President Trump on Saturday offered Democrats three years of deportation protections for some immigrants in exchange for $5.7 billion in border wall funding, a proposal immediately rejected by Democrats and derided by conservatives as amnesty.
Aiming to end the 29-day partial government shutdown, Trump outlined his plan in a White House address in which he sought to revive negotiations with Democrats, who responded that they would not engage in immigration talks until he reopened the government.

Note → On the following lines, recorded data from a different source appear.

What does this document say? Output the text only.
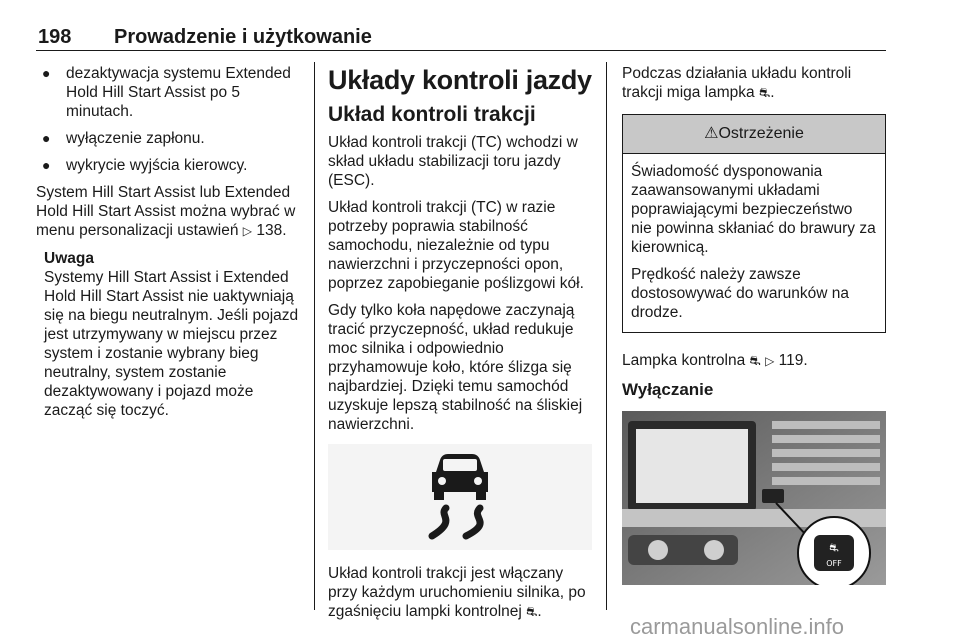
198 Prowadzenie i użytkowanie
● dezaktywacja systemu Extended Hold Hill Start Assist po 5 minutach.
● wyłączenie zapłonu.
● wykrycie wyjścia kierowcy.

System Hill Start Assist lub Extended Hold Hill Start Assist można wybrać w menu personalizacji ustawień ▷ 138.

Uwaga
Systemy Hill Start Assist i Extended Hold Hill Start Assist nie uaktywniają się na biegu neutralnym. Jeśli pojazd jest utrzymywany w miejscu przez system i zostanie wybrany bieg neutralny, system zostanie dezaktywowany i pojazd może zacząć się toczyć.
Układy kontroli jazdy
Układ kontroli trakcji

Układ kontroli trakcji (TC) wchodzi w skład układu stabilizacji toru jazdy (ESC).

Układ kontroli trakcji (TC) w razie potrzeby poprawia stabilność samochodu, niezależnie od typu nawierzchni i przyczepności opon, poprzez zapobieganie poślizgowi kół.

Gdy tylko koła napędowe zaczynają tracić przyczepność, układ redukuje moc silnika i odpowiednio przyhamowuje koło, które ślizga się najbardziej. Dzięki temu samochód uzyskuje lepszą stabilność na śliskiej nawierzchni.

Układ kontroli trakcji jest włączany przy każdym uruchomieniu silnika, po zgaśnięciu lampki kontrolnej ⛐.

Podczas działania układu kontroli trakcji miga lampka ⛐.

⚠Ostrzeżenie

Świadomość dysponowania zaawansowanymi układami poprawiającymi bezpieczeństwo nie powinna skłaniać do brawury za kierownicą.

Prędkość należy zawsze dostosowywać do warunków na drodze.

Lampka kontrolna ⛐ ▷ 119.

Wyłączanie
⛐
OFF
carmanualsonline.info
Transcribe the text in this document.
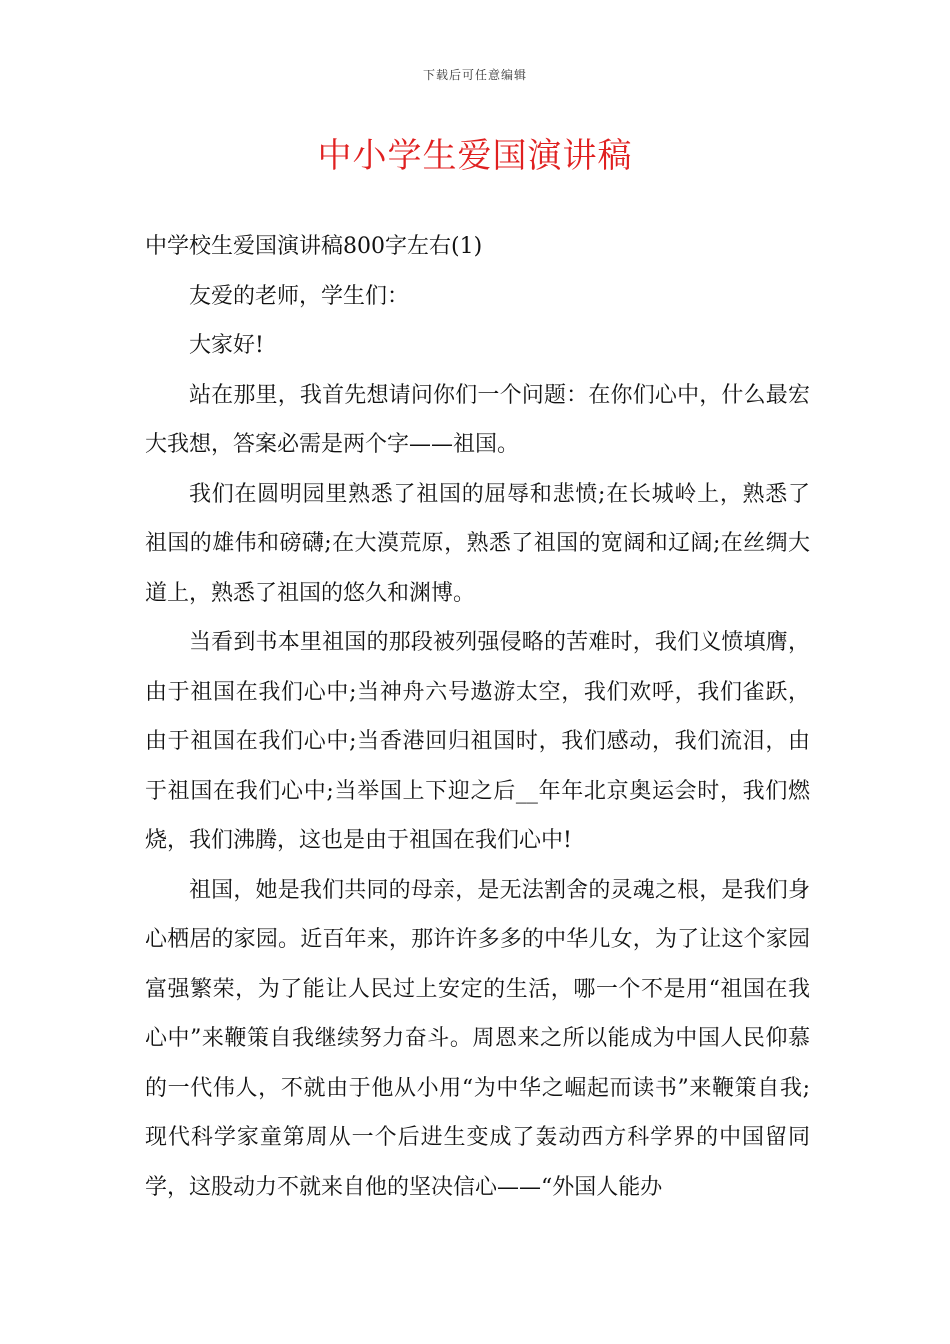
下载后可任意编辑
中小学生爱国演讲稿

中学校生爱国演讲稿800字左右(1)

友爱的老师，学生们：

大家好!

站在那里，我首先想请问你们一个问题：在你们心中，什么最宏大我想，答案必需是两个字——祖国。

我们在圆明园里熟悉了祖国的屈辱和悲愤;在长城岭上，熟悉了祖国的雄伟和磅礴;在大漠荒原，熟悉了祖国的宽阔和辽阔;在丝绸大道上，熟悉了祖国的悠久和渊博。

当看到书本里祖国的那段被列强侵略的苦难时，我们义愤填膺，由于祖国在我们心中;当神舟六号遨游太空，我们欢呼，我们雀跃，由于祖国在我们心中;当香港回归祖国时，我们感动，我们流泪，由于祖国在我们心中;当举国上下迎之后__年年北京奥运会时，我们燃烧，我们沸腾，这也是由于祖国在我们心中!

祖国，她是我们共同的母亲，是无法割舍的灵魂之根，是我们身心栖居的家园。近百年来，那许许多多的中华儿女，为了让这个家园富强繁荣，为了能让人民过上安定的生活，哪一个不是用“祖国在我心中”来鞭策自我继续努力奋斗。周恩来之所以能成为中国人民仰慕的一代伟人，不就由于他从小用“为中华之崛起而读书”来鞭策自我;现代科学家童第周从一个后进生变成了轰动西方科学界的中国留同学，这股动力不就来自他的坚决信心——“外国人能办
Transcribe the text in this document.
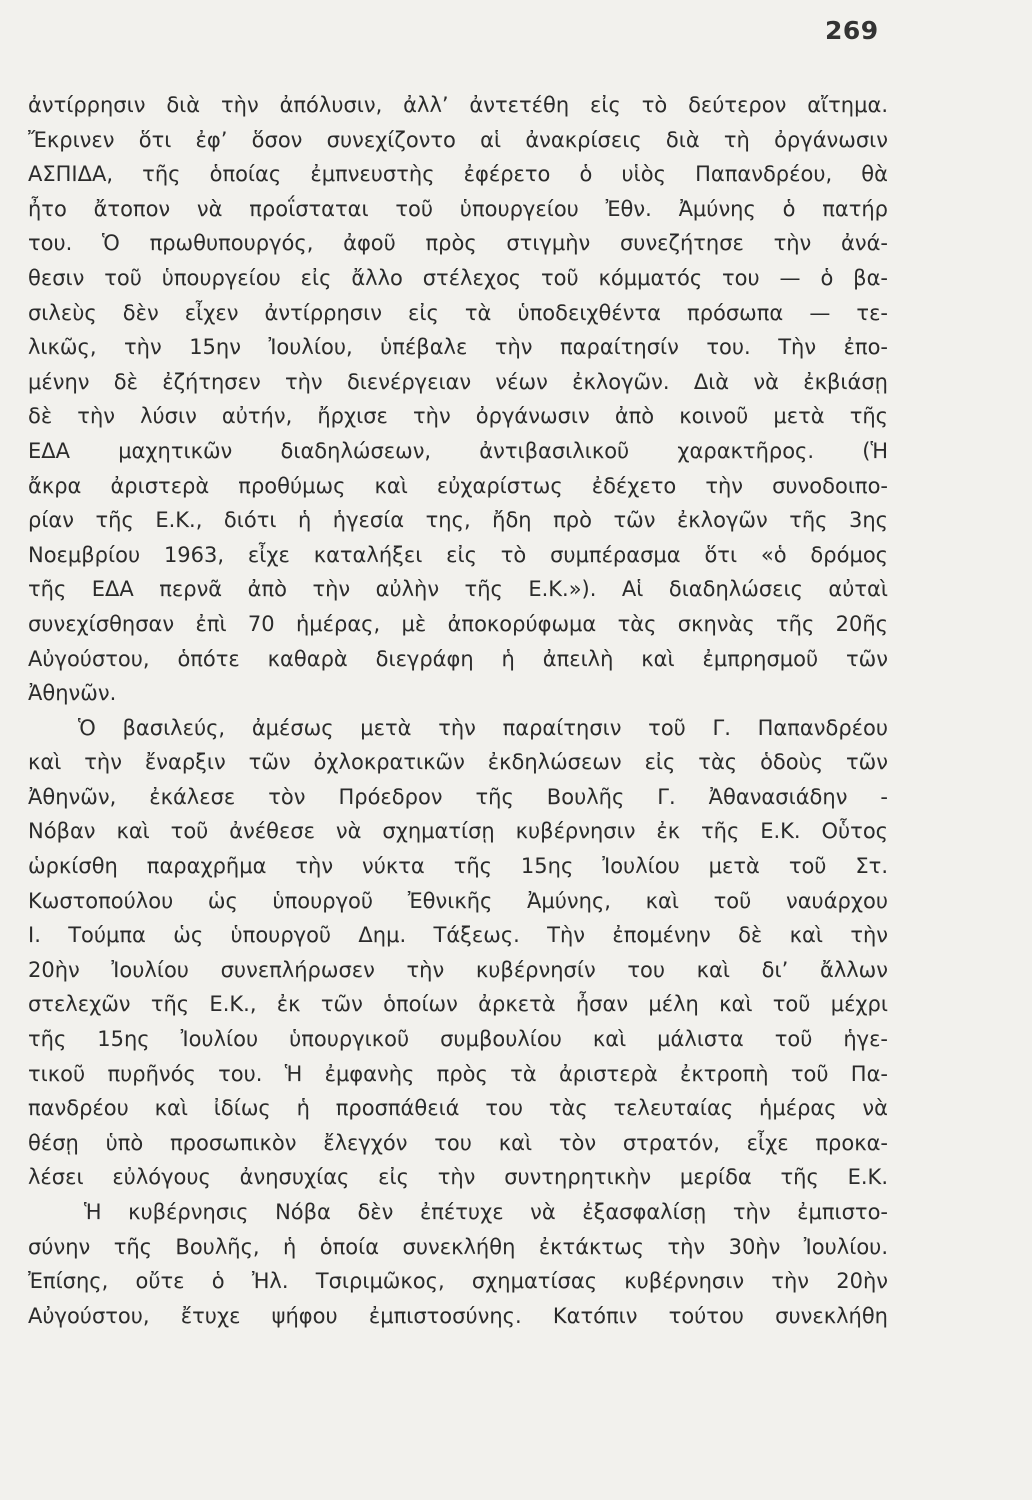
269
ἀντίρρησιν διὰ τὴν ἀπόλυσιν, ἀλλ’ ἀντετέθη εἰς τὸ δεύτερον αἴτημα.
Ἔκρινεν ὅτι ἐφ’ ὅσον συνεχίζοντο αἱ ἀνακρίσεις διὰ τὴ ὀργάνωσιν
ΑΣΠΙΔΑ, τῆς ὁποίας ἐμπνευστὴς ἐφέρετο ὁ υἱὸς Παπανδρέου, θὰ
ἦτο ἄτοπον νὰ προΐσταται τοῦ ὑπουργείου Ἐθν. Ἀμύνης ὁ πατήρ
του. Ὁ πρωθυπουργός, ἀφοῦ πρὸς στιγμὴν συνεζήτησε τὴν ἀνά-
θεσιν τοῦ ὑπουργείου εἰς ἄλλο στέλεχος τοῦ κόμματός του — ὁ βα-
σιλεὺς δὲν εἶχεν ἀντίρρησιν εἰς τὰ ὑποδειχθέντα πρόσωπα — τε-
λικῶς, τὴν 15ην Ἰουλίου, ὑπέβαλε τὴν παραίτησίν του. Τὴν ἐπο-
μένην δὲ ἐζήτησεν τὴν διενέργειαν νέων ἐκλογῶν. Διὰ νὰ ἐκβιάσῃ
δὲ τὴν λύσιν αὐτήν, ἤρχισε τὴν ὀργάνωσιν ἀπὸ κοινοῦ μετὰ τῆς
ΕΔΑ μαχητικῶν διαδηλώσεων, ἀντιβασιλικοῦ χαρακτῆρος. (Ἡ
ἄκρα ἀριστερὰ προθύμως καὶ εὐχαρίστως ἐδέχετο τὴν συνοδοιπο-
ρίαν τῆς Ε.Κ., διότι ἡ ἡγεσία της, ἤδη πρὸ τῶν ἐκλογῶν τῆς 3ης
Νοεμβρίου 1963, εἶχε καταλήξει εἰς τὸ συμπέρασμα ὅτι «ὁ δρόμος
τῆς ΕΔΑ περνᾶ ἀπὸ τὴν αὐλὴν τῆς Ε.Κ.»). Αἱ διαδηλώσεις αὐταὶ
συνεχίσθησαν ἐπὶ 70 ἡμέρας, μὲ ἀποκορύφωμα τὰς σκηνὰς τῆς 20ῆς
Αὐγούστου, ὁπότε καθαρὰ διεγράφη ἡ ἀπειλὴ καὶ ἐμπρησμοῦ τῶν
Ἀθηνῶν.
Ὁ βασιλεύς, ἀμέσως μετὰ τὴν παραίτησιν τοῦ Γ. Παπανδρέου
καὶ τὴν ἔναρξιν τῶν ὀχλοκρατικῶν ἐκδηλώσεων εἰς τὰς ὁδοὺς τῶν
Ἀθηνῶν, ἐκάλεσε τὸν Πρόεδρον τῆς Βουλῆς Γ. Ἀθανασιάδην -
Νόβαν καὶ τοῦ ἀνέθεσε νὰ σχηματίσῃ κυβέρνησιν ἐκ τῆς Ε.Κ. Οὗτος
ὡρκίσθη παραχρῆμα τὴν νύκτα τῆς 15ης Ἰουλίου μετὰ τοῦ Στ.
Κωστοπούλου ὡς ὑπουργοῦ Ἐθνικῆς Ἀμύνης, καὶ τοῦ ναυάρχου
Ι. Τούμπα ὡς ὑπουργοῦ Δημ. Τάξεως. Τὴν ἐπομένην δὲ καὶ τὴν
20ὴν Ἰουλίου συνεπλήρωσεν τὴν κυβέρνησίν του καὶ δι’ ἄλλων
στελεχῶν τῆς Ε.Κ., ἐκ τῶν ὁποίων ἀρκετὰ ἦσαν μέλη καὶ τοῦ μέχρι
τῆς 15ης Ἰουλίου ὑπουργικοῦ συμβουλίου καὶ μάλιστα τοῦ ἡγε-
τικοῦ πυρῆνός του. Ἡ ἐμφανὴς πρὸς τὰ ἀριστερὰ ἐκτροπὴ τοῦ Πα-
πανδρέου καὶ ἰδίως ἡ προσπάθειά του τὰς τελευταίας ἡμέρας νὰ
θέσῃ ὑπὸ προσωπικὸν ἔλεγχόν του καὶ τὸν στρατόν, εἶχε προκα-
λέσει εὐλόγους ἀνησυχίας εἰς τὴν συντηρητικὴν μερίδα τῆς Ε.Κ.
Ἡ κυβέρνησις Νόβα δὲν ἐπέτυχε νὰ ἐξασφαλίσῃ τὴν ἐμπιστο-
σύνην τῆς Βουλῆς, ἡ ὁποία συνεκλήθη ἐκτάκτως τὴν 30ὴν Ἰουλίου.
Ἐπίσης, οὔτε ὁ Ἠλ. Τσιριμῶκος, σχηματίσας κυβέρνησιν τὴν 20ὴν
Αὐγούστου, ἔτυχε ψήφου ἐμπιστοσύνης. Κατόπιν τούτου συνεκλήθη
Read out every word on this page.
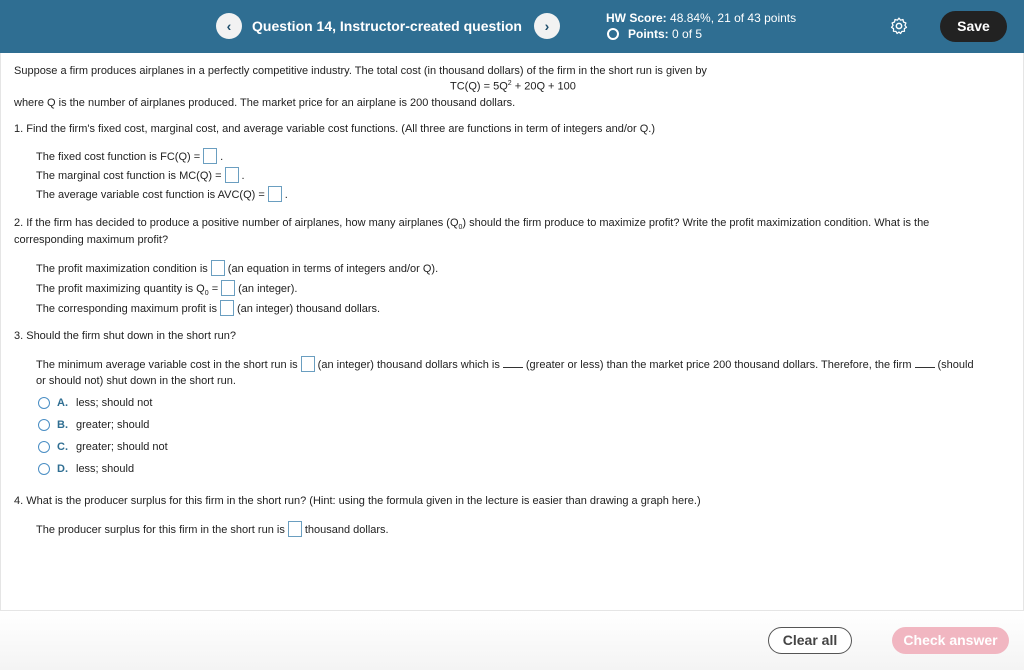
‹	Question 14, Instructor-created question	›	HW Score: 48.84%, 21 of 43 points
Points:
0 of 5	Save
Suppose a firm produces airplanes in a perfectly competitive industry. The total cost (in thousand dollars) of the firm in the short run is given by
$TC(Q) = 5Q^2 + 20Q + 100$
where Q is the number of airplanes produced. The market price for an airplane is 200 thousand dollars.
1. Find the firm's fixed cost, marginal cost, and average variable cost functions. (All three are functions in term of integers and/or Q.)
The fixed cost function is FC(Q) = .
The marginal cost function is MC(Q) = .
The average variable cost function is AVC(Q) = .
2. If the firm has decided to produce a positive number of airplanes, how many airplanes $(Q_0)$ should the firm produce to maximize profit? Write the profit maximization condition. What is the
corresponding maximum profit?
The profit maximization condition is (an equation in terms of integers and/or Q).
The profit maximizing quantity is $Q_0 = (an$ integer).
The corresponding maximum profit is (an integer) thousand dollars.
3. Should the firm shut down in the short run?
The minimum average variable cost in the short run is (an integer) thousand dollars which is (greater or less) than the market price 200 thousand dollars. Therefore, the firm (should
or should not) shut down in the short run.
A. less; should not
B. greater; should
C. greater; should not
D. less; should
4. What is the producer surplus for this firm in the short run? (Hint: using the formula given in the lecture is easier than drawing a graph here.)
The producer surplus for this firm in the short run is thousand dollars.
Clear all	Check answer
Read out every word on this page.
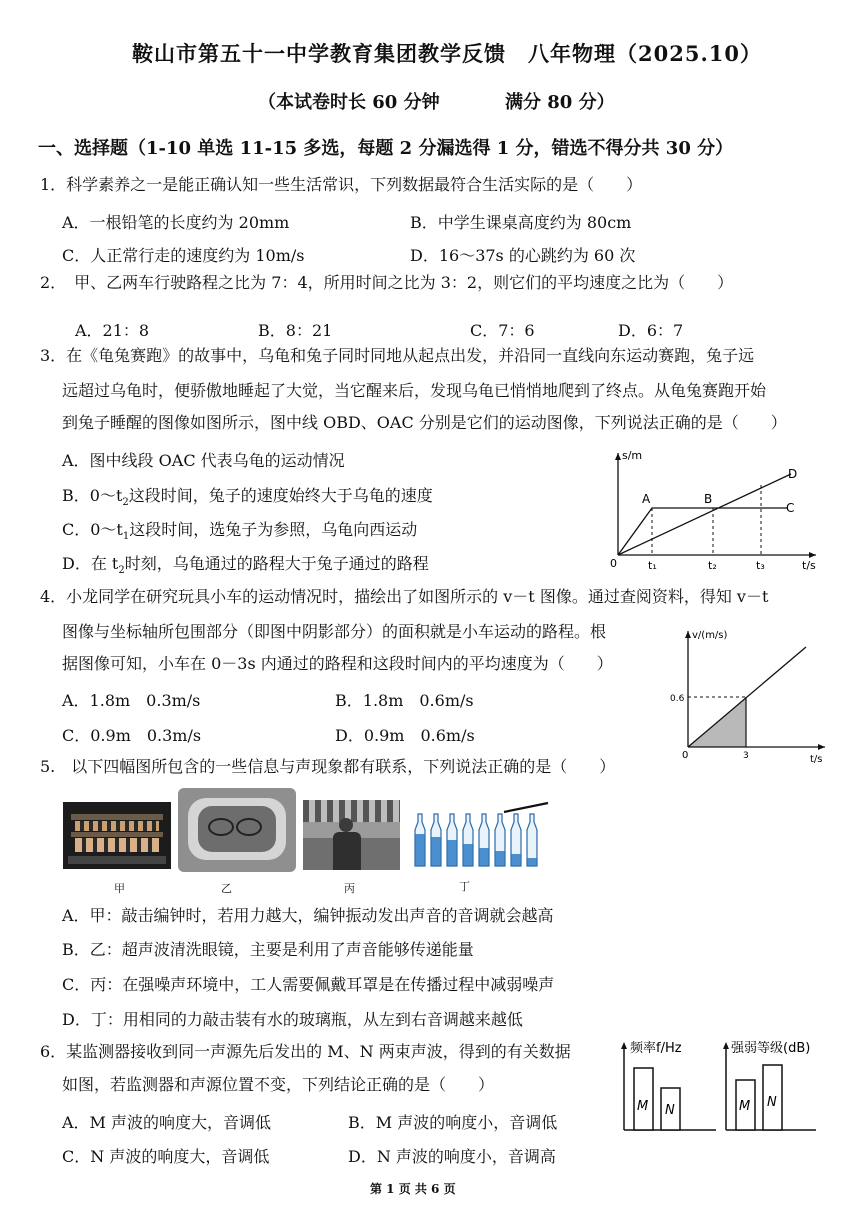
鞍山市第五十一中学教育集团教学反馈　八年物理（2025.10）
（本试卷时长 60 分钟	满分 80 分）
一、选择题（1-10 单选 11-15 多选，每题 2 分漏选得 1 分，错选不得分共 30 分）
1．科学素养之一是能正确认知一些生活常识，下列数据最符合生活实际的是（　　）
A．一根铅笔的长度约为 20mm	B．中学生课桌高度约为 80cm
C．人正常行走的速度约为 10m/s	D．16～37s 的心跳约为 60 次
2．　甲、乙两车行驶路程之比为 7：4，所用时间之比为 3：2，则它们的平均速度之比为（　　）
A．21：8	B．8：21	C．7：6	D．6：7
3．在《龟兔赛跑》的故事中，乌龟和兔子同时同地从起点出发，并沿同一直线向东运动赛跑，兔子远
远超过乌龟时，便骄傲地睡起了大觉，当它醒来后，发现乌龟已悄悄地爬到了终点。从龟兔赛跑开始
到兔子睡醒的图像如图所示，图中线 OBD、OAC 分别是它们的运动图像，下列说法正确的是（　　）
A．图中线段 OAC 代表乌龟的运动情况
B．$0\sim t_2$这段时间，兔子的速度始终大于乌龟的速度
C．$0\sim t_1$这段时间，选兔子为参照，乌龟向西运动
D．在 $t_2$时刻，乌龟通过的路程大于兔子通过的路程
s/m
t/s
0
A	B
C
D
t₁	t₂	t₃
4．小龙同学在研究玩具小车的运动情况时，描绘出了如图所示的 v－t 图像。通过查阅资料，得知 v－t
图像与坐标轴所包围部分（即图中阴影部分）的面积就是小车运动的路程。根
据图像可知，小车在 0－3s 内通过的路程和这段时间内的平均速度为（　　）
A．1.8m　0.3m/s	B．1.8m　0.6m/s
C．0.9m　0.3m/s	D．0.9m　0.6m/s
v/(m/s)
t/s
0
0.6
3
5.　以下四幅图所包含的一些信息与声现象都有联系，下列说法正确的是（　　）
甲	乙	丙	丁
A．甲：敲击编钟时，若用力越大，编钟振动发出声音的音调就会越高
B．乙：超声波清洗眼镜，主要是利用了声音能够传递能量
C．丙：在强噪声环境中，工人需要佩戴耳罩是在传播过程中减弱噪声
D．丁：用相同的力敲击装有水的玻璃瓶，从左到右音调越来越低
6．某监测器接收到同一声源先后发出的 M、N 两束声波，得到的有关数据
如图，若监测器和声源位置不变，下列结论正确的是（　　）
A．M 声波的响度大，音调低	B．M 声波的响度小，音调低
C．N 声波的响度大，音调低	D．N 声波的响度小，音调高
频率f/Hz
M N
强弱等级(dB)
M N
第 1 页 共 6 页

Trump proposed offering a reprieve on his attempts to end the Deferred Action for Childhood Arrivals (DACA) program and temporary protected status (TPS) for immigrants from some Latin American and African nations, in exchange for building hundreds of miles of barriers on the southern U.S. border and hiring thousands of new law enforcement agents to be deployed there.
“This is a common-sense compromise both parties should embrace,” Trump said. He added: “The radical left can never control our borders. I will never let it happen.”
But the initial reaction to the offer from Democrats and conservative border hawks was hostile, raising doubts that it would be enough to break an impasse that has resulted in 800,000 federal workers being furloughed or forced to work without pay and numerous government agencies, including the Department of Homeland Security, operating at minimal staffing levels.
The shutdown has become the longest in U.S. government history.
House Speaker Nancy Pelosi (D-Calif.) dismissed the proposal as a “non-starter” and vowed that Democrats would pass legislation in the coming week to reopen the government, putting the onus on the Republican-led Senate to follow suit.
“The president must sign these bills to reopen government immediately and stop holding the American people hostage with this senseless shutdown,” Pelosi said. Senate Minority Leader Charles E. Schumer (D-N.Y.) also said he opposed the plan.
Moving ahead on Trump’s plan, Senate Majority Leader Mitch McConnell (R-Ky.) announced that he would put the legislation on the Senate floor for a vote in the coming week. Trump heralded the package as a bipartisan, “compassionate response” that would offer humanitarian relief on the border and curb illegal immigration — while allowing the government to reopen.